Sentado frente a él, Hervé Joncour, con un cigarrillo apagado entre los labios, escuchaba, inmóvil.

Como ocho años antes, dejaba que ese hombre volviera a escribirle ordenadamente su destino. Su voz le llegaba débil y nítida, sincopada por los periódicos sorbos de Pernod. Estuvo hablando minutos y minutos sin parar. La última cosa que dijo fue:

—No tenemos opción. Si queremos sobrevivir, debemos llegar hasta allá. Silencio.

Verdun, apoyado en la barra, levantó la mirada hacia los dos.

Baldabiou se empeñó en encontrar todavía un sorbo de Pernod en el fondo del vaso.

Hervé Joncour puso el cigarrillo en el borde de la mesa antes de decir:

—¿Y en dónde queda, exactamente, el tal Japón?

Baldabiou alzó la punta de su bastón y la apuntó hacia el otro lado de los techos de Saint-August.

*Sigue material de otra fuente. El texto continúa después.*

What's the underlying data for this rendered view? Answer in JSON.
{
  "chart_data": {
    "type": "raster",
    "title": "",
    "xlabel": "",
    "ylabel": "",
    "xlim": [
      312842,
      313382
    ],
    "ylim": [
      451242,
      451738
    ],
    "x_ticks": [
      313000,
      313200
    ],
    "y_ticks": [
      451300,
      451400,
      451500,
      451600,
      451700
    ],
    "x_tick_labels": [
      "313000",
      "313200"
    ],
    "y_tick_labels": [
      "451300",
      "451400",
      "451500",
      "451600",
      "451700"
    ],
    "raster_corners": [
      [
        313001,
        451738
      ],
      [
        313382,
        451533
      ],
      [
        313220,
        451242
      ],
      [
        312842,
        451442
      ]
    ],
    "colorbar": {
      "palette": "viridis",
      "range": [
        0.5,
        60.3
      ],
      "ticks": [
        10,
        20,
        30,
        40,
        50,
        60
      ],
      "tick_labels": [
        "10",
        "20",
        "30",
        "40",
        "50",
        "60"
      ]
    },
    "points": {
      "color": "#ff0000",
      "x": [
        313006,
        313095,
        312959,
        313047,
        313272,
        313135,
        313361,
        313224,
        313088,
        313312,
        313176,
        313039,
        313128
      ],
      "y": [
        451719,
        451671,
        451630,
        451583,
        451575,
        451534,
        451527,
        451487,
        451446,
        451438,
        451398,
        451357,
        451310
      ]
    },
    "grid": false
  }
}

—Siempre derecho hacia allá. Dijo.

—Hasta el fin del mundo.

9

En esos tiempos el Japón estaba, en efecto, al otro lado del mundo. Era una isla hecha de islas y por doscientos años había vivido completamente separada del resto de la humanidad, rechazando cualquier contacto con el continente y prohibiendo el acceso de cualquier extranjero. La costa china distaba casi doscientas millas, pero un decreto imperial había conseguido volverla aún más lejana, prohibiendo en toda la isla la construcción de barcos con más de un mástil. Según una lógica a su modo iluminada, la ley no prohibía salir del país: pero condenaba a muerte a los que intentaban volver. Los mercaderes chinos, holandeses e ingleses habían tratado repetidamente de romper aquel absurdo aislamiento, pero sólo habían conseguido establecer una frágil y peligrosa red de contrabando. Habían ganado poco dinero, muchos problemas y algunas leyendas, fáciles de vender en el puerto por la tarde. Donde ellos habían fallado, encontraron éxito, gracias a la fuerza de las armas, los norteamericanos. En julio de 1853 el comodoro Matthew C. Perry entró en la bahía de Yokohama con una moderna flota de naves a vapor, y les dio un ultimátum a los japoneses en el cual se "auguraba" la apertura de la isla a los extranjeros.